Nevertheless, it was only a matter of circumstances before the policy vacuum was filled by less wholesome propensities. Eventually, Nixonian cynicism and Professor Milton Friedman's alluring but dangerously naive doctrines of floating exchange rates and the quantity theory of money picked up where FDR left off. Notwithstanding Friedman's aura of intellectual respectability, Nixon's crass political maneuvers amounted to a primitive economic nationalism that harkened back to the worst of the disaster that FDR had first sown in the 1930s.

FDR'S LONDON CONFERENCE BOMBSHELL:

THE END OF THE LIBERAL INTERNATIONAL ORDER

After Roosevelt effectively suspended convertibility in the bastion of the world gold standard, money was essentially nationalized. Most of the world's major economies, including the United States', retreated into separate silos of autarky and stagnation, which in turn bred ultra-nationalism, rearmament, and finally world war. But this outcome was not inevitable.

To be sure, the survival of a liberal international economic order had been in doubt throughout the 1920s, as the world struggled to repair the inflationary mayhem of the Great War and resume convertibility of national currencies. Between 1925 and 1928, huge strides toward normalization of exchange rates, capital markets, and trade were accomplished as England, Belgium, Sweden, and even Japan (1930) restored gold standard money.

But all of this tenuous progress had been seriously jeopardized by England's abandonment in September 1931 of the very gold exchange standard it had spent a decade promoting under the auspices of the League of
Nations. So prospects for resumption of the fabulously stable and prosperous pre-1914 liberal international order were hanging by a thread. In this context, historians are agreed that it was FDR who personally delivered the coup de grâce with his famous “bombshell” message to the London Economic Conference in July 1933.

FDR capriciously defied all of his advisors, to the very last man, including the then-chief of his brain trust, Raymond Moley.
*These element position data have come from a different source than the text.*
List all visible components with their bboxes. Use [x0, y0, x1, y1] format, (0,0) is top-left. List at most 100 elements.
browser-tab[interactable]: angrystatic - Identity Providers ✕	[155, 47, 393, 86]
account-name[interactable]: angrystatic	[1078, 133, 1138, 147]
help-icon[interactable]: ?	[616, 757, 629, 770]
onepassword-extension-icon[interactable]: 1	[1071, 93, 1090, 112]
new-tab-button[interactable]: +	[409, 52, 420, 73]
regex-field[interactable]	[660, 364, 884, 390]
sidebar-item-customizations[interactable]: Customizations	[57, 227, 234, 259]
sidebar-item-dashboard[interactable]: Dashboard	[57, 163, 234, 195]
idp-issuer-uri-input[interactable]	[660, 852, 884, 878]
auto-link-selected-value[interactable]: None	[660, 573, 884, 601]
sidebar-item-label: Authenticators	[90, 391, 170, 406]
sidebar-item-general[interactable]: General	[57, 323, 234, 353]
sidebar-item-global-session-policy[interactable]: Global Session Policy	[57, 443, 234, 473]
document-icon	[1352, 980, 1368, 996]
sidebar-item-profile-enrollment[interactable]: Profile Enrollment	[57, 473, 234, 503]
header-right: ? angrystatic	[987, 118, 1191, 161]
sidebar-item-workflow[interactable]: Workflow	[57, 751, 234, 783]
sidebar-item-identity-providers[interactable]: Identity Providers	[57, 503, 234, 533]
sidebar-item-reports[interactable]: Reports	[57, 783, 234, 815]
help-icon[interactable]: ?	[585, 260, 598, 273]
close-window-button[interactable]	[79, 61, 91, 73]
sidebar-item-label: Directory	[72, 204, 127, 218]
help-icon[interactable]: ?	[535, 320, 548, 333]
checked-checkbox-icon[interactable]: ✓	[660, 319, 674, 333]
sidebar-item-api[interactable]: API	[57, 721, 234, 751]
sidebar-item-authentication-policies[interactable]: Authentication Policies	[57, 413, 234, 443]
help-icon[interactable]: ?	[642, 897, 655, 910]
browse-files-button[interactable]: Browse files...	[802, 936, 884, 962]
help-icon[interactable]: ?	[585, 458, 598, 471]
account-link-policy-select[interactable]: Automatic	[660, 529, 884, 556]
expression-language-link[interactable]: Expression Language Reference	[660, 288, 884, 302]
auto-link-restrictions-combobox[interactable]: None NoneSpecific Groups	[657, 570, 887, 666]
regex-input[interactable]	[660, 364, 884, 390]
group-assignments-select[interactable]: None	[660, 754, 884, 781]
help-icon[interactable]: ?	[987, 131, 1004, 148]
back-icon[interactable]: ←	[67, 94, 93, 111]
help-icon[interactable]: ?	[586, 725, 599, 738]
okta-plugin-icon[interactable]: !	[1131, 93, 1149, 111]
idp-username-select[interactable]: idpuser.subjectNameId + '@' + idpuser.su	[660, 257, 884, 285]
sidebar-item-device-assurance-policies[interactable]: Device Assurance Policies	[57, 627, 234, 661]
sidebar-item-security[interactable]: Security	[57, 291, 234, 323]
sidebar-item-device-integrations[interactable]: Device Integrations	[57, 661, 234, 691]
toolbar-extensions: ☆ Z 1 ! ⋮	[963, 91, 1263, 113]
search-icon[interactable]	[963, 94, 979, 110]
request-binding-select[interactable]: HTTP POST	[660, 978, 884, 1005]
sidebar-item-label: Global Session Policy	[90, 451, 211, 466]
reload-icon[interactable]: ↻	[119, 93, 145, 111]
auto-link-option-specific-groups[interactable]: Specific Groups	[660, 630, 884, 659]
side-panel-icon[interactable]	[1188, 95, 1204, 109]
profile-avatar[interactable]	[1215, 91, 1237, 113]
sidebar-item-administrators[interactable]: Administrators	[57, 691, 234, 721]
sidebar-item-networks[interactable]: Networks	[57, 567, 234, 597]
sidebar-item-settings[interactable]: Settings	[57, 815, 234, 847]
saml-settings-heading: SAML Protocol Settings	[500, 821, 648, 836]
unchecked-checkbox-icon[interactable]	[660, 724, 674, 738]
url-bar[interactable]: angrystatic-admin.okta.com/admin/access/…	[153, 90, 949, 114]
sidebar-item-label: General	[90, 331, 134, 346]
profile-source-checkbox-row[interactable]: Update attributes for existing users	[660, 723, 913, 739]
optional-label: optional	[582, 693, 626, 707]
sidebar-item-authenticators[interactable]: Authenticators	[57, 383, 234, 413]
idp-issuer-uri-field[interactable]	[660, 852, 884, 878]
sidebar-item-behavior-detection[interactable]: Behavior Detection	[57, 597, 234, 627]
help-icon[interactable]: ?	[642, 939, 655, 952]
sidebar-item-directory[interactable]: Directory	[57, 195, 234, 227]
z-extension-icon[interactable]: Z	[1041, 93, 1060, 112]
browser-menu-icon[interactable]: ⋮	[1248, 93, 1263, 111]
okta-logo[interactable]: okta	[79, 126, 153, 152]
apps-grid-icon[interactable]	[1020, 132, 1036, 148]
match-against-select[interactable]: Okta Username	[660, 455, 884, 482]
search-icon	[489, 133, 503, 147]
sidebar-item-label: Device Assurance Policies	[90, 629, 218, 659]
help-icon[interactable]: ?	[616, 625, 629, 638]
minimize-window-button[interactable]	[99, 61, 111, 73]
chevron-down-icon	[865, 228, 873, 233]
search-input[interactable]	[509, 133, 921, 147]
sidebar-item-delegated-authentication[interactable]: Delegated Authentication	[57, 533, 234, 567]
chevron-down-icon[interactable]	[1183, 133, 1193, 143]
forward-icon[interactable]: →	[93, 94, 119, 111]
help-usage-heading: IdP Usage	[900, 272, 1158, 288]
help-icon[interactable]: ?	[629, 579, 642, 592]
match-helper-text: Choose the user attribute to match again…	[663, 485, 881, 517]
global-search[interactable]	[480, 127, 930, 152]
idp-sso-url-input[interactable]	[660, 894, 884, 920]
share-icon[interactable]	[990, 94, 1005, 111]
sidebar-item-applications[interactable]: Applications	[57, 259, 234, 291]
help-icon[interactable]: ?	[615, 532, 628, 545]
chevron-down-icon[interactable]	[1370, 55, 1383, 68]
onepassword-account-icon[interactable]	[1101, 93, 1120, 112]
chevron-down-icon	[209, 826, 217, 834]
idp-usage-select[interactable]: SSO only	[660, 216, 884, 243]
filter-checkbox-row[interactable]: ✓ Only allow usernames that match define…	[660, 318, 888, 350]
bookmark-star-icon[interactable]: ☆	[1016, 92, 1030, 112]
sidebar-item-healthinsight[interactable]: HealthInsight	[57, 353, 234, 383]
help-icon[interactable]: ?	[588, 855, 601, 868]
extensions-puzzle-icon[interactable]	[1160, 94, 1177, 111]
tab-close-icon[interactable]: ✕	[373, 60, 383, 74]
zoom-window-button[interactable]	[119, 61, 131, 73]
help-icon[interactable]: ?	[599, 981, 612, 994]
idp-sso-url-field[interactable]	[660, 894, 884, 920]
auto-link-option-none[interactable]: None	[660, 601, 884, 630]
Flying by the seat of his own pants, he airily dismissed the warnings of his budget director, the brilliant industrialist and financial scholar Lewis Douglas. He also disregarded the firm pro-gold viewpoint of James Warburg, his most senior financial advisor with Wall Street and international finance experience. Moreover, FDR had failed to even solicit the opinion of Senator Carter Glass. Under the circumstances, that was not merely a telling omission; it was damning.

For the better part of three decades, the legendary Virginia senator, also former secretary of the treasury under Woodrow Wilson and principal author of the Federal Reserve Act, had been the Democratic Party's paragon of authority on matters of money and banking. Glass had been an unwavering proponent of the gold standard and had personally written the 1932 Democratic platform in such a manner as to leave no doubt that the Democrats would not resort to easy money and inflationist expedients.

For several weeks before his March 4 inauguration, Roosevelt pleaded with Glass to become his secretary of the treasury. Yet hardly sixty days after Glass finally refused the job, FDR did not even bother to consult him when launching what were epochal monetary policy actions. In essence, FDR's April 1933 gold machinations repudiated the life's work of the very financial statesman he first picked for the single most important job in his government.

Roosevelt's flip-flopping on Glass and gold was a defining moment. It showed that on the raging economic crisis of the hour, Roosevelt's insouciance knew no boundaries; he could believe almost any contradiction that came his way.

It thus happened that after the Hundred Days of emergency actions was completed in late June, FDR headed off to vacation on Vincent Astor's yacht. He sent Moley as his personal emissary to the London conference, which by then had come to be viewed as literally the last hope for retaining an open international trading and monetary order.